EL SINDICALISMO COMO ESPACIO DE TRANSFORMACIÓN
La proclama también miró hacia adentro del movimiento obrero, en un año particularmente significativo. Las trabajadoras recordaron que «en el mes de octubre, celebraremos los 60 años de la Unidad de la CNT, esta CNT que habitamos y construimos desde el primer día en que el feminismo de clase se fortalece y se construye» . Este aniversario fue presentado como un desafío para revisar las prácticas
internas, ya que «la participación de mujeres y diversidades ha crecido, pero la toma de decisiones aún refleja desigualdades persistentes».

Para abordar esta deuda, anunciaron la realización del Encuentro Nacional de Mujeres y Diversidades Sindicalistas, como «un espacio de
autoconstrucción política» para transversalizar la perspectiva de género en cada gremio. La agenda incluye «incorporar cláusulas de
cuidados en los convenios, promover licencias equitativas, garantizar protocolos frente al acoso y la violencia laboral, e impulsar la formación en igualdad: todo eso es acción sindical concreta».
UN FEMINISMO INTERNACIONALISTA Y CON MEMORIA
La mirada de las trabajadoras uruguayas se proyectó también más allá de las fronteras, en un ejercicio de solidaridad activa. La proclama
afirmó: «Nuestro compromiso es internacionalista. Nos solidarizamos con quienes resisten agresiones externas, con quienes defienden su territorio, con quienes sostienen la vida en medio de conflictos que no eligieron».

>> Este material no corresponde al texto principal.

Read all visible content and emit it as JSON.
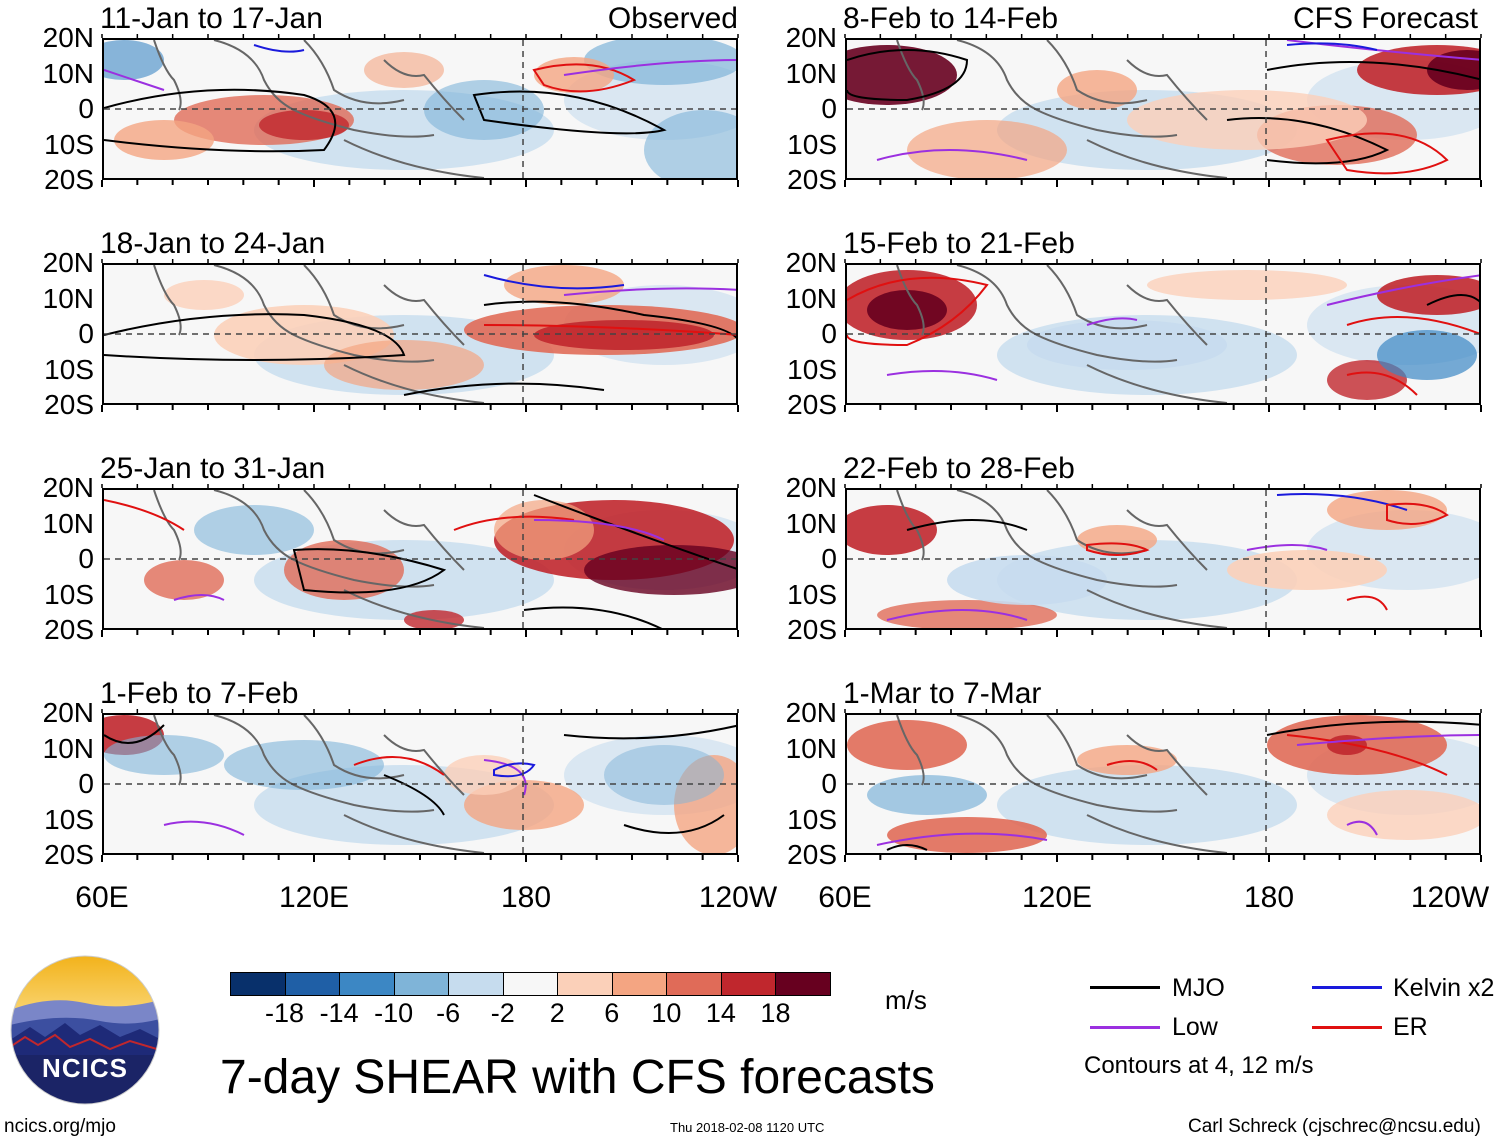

Rechazaron la neutralidad en contextos de dominación, alineándose con «la paz con justicia social, del lado de la autodeterminación de
nuestros pueblos».
La marcha dedicó un tramo de su recorrido en silencio para honrar a las mujeres desaparecidas en la dictadura. La proclama afirmó, en tal
sentido que: «Marchamos por quienes abrieron camino en contextos adversos. Marchamos por quienes hoy enfrentan la precarización. Marchamos por las generaciones que merecen un futuro sin discriminación ni violencia».

LOS DESAFÍOS PENDIENTES PARA SEGUIR CONSTRUYENDO
El documento reinvindicó la necesaria autonomía económica, condiciones laborales justas, políticas públicas con financiamiento, igualdad real, erradicación de todas las violencias, soberanía y democracia con participación popular.
El cierre fue un llamado a la acción colectiva: «Seguiremos construyendo en cada sindicato, en cada barrio y en cada espacio colectivo. Porque cuando las mujeres y las diversidades trabajadoras se organizan, amplían los límites de lo posible».
La apuesta es por una transformación profunda que ponga la vida, el trabajo digno y la soberanía en el centro. Y en ese camino, la organización sigue siendo la principal herramienta para avanzar.